Wednesday, January 28, 2009

HOW TO: make moroccan chicken

Back by popular demand! So I figured what good is it to show you how to roast a chicken, if you don't know what to do with it after that.

Here's what happened: Brittany made a Moroccan stew, which called for some cinnamon. We already use cinnamon sugar, but have been buying it pre-mixed. So I bought some cinnamon and used a pinch in her stew.

So I tried to find a recipe that could use up some cinnamon. It just so happened that I've got a roasted chicken on hand, so this seemed perfect.

I had to make some adaptations because the recipe is for raw chicken and I didn't have any honey or currants (or even raisins or craisins). So I sort of winged it. Here's how I did it.
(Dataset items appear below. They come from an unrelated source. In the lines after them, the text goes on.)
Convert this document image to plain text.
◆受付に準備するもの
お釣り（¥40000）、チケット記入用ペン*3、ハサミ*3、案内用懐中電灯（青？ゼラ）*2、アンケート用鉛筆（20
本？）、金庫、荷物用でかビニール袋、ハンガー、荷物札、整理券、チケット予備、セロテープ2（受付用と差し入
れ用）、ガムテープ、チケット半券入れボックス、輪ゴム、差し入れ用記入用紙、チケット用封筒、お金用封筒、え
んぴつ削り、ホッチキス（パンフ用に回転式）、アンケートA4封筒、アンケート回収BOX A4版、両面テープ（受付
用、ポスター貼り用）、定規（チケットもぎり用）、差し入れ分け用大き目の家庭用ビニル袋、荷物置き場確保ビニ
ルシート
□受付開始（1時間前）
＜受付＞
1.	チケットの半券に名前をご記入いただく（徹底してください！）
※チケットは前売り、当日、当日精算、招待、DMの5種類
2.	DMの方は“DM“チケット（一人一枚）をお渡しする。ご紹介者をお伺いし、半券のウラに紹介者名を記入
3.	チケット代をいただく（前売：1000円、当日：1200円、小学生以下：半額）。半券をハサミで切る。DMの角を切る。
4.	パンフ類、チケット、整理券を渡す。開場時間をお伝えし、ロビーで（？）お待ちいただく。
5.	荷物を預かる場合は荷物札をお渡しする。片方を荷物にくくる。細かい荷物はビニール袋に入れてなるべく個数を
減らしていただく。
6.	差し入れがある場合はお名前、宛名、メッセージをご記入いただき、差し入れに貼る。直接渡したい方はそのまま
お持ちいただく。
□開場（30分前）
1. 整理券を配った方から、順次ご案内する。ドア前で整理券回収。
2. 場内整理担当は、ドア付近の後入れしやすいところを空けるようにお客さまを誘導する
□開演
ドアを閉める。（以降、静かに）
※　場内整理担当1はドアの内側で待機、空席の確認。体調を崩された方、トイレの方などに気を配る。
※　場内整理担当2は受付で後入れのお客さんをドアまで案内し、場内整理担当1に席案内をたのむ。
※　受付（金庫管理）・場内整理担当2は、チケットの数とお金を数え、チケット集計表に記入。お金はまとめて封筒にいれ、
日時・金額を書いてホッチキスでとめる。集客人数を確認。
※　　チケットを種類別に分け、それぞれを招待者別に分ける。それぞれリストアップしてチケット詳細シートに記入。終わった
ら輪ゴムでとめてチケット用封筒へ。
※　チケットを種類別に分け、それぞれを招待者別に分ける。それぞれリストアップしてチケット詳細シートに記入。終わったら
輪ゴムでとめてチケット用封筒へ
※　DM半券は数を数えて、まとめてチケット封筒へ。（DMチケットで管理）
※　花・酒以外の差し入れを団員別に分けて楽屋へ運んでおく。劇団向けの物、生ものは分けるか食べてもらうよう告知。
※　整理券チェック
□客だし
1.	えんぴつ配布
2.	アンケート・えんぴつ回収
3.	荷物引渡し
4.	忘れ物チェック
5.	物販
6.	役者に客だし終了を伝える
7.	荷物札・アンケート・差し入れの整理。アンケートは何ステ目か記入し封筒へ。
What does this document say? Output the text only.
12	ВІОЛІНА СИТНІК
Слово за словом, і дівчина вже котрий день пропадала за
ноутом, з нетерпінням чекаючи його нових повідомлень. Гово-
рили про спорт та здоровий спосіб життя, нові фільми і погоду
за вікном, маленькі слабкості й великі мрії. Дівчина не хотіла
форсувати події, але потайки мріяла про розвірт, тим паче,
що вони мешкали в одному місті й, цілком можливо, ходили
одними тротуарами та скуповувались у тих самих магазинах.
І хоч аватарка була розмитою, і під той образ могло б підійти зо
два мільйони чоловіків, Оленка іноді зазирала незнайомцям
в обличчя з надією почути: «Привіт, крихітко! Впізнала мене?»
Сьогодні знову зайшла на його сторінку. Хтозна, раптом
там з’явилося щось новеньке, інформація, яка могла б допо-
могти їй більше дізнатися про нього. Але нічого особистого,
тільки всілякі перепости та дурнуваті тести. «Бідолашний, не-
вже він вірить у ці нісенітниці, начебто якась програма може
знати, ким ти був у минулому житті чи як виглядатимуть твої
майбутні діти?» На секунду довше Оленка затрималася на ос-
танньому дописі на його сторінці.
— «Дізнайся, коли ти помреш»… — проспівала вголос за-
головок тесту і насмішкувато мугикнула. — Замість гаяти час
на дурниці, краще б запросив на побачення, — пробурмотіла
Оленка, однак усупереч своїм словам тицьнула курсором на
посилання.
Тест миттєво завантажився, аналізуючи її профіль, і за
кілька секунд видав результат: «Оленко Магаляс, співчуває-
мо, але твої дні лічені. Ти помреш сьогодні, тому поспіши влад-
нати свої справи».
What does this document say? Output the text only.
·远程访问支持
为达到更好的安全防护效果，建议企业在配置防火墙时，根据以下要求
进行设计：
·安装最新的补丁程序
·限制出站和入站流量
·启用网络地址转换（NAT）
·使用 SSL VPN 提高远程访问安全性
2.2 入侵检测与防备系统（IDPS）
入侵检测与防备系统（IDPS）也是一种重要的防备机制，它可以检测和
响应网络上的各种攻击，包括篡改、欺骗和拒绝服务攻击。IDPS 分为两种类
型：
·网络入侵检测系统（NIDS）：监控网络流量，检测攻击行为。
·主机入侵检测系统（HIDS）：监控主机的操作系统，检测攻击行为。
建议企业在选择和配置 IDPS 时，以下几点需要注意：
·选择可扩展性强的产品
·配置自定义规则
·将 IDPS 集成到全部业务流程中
I started with some chopped onion and olive oil in a skillet over medium, and added some chopped almonds. I let that sweat for a couple minutes and then added some finely chopped garlic cloves and some breast pieces from my roasted chicken, straight out of the bag. I let that cook with just some salt and pepper until it was heated throughout and browned a little.

Then I hit the whole pan with a generous coating of cinnamon and cumin. I flipped the chicken pieces and seasoned it some more.

I was ready to add some salsa, as it needed some sort of sauce, but then didn't think that my green tequila-lime salsa would match the intended moroccan flavor. Instead, I audibled to my Cuban-style Mojo Citrus sauce that had the right chili flavor I was looking for. I placed my chicken pieces on some garlic & olive oil couscous that was leftover from Brittany's dinner the night before. And then scraped all the little bits of chicken, almond and onion on top.

Click for HD!

I almost didn't take a picture, but I'm glad I did. It's one of my favorite meals I've ever made and I plan on making it again. The cinnamon/cumin combination is fantastic, but the best part was the chopped almonds. It added an amazing texture contrast, in addition to taking on all the flavors of the dish. I even wish I had more couscous as it added a nice layer.

Next time I wouldn't change a thing as far the sauce I used or adding honey. But I think some craisins would add a little fruit flavor that would be a nice addition.

Thanks to having the chicken pre-cooked and ready to go, the prep-time for this dish is the time to chop some almonds and onion. And it cooks in about ten minutes. Making the couscous from the box mix, takes about that same time too. And it's healthy. Good times.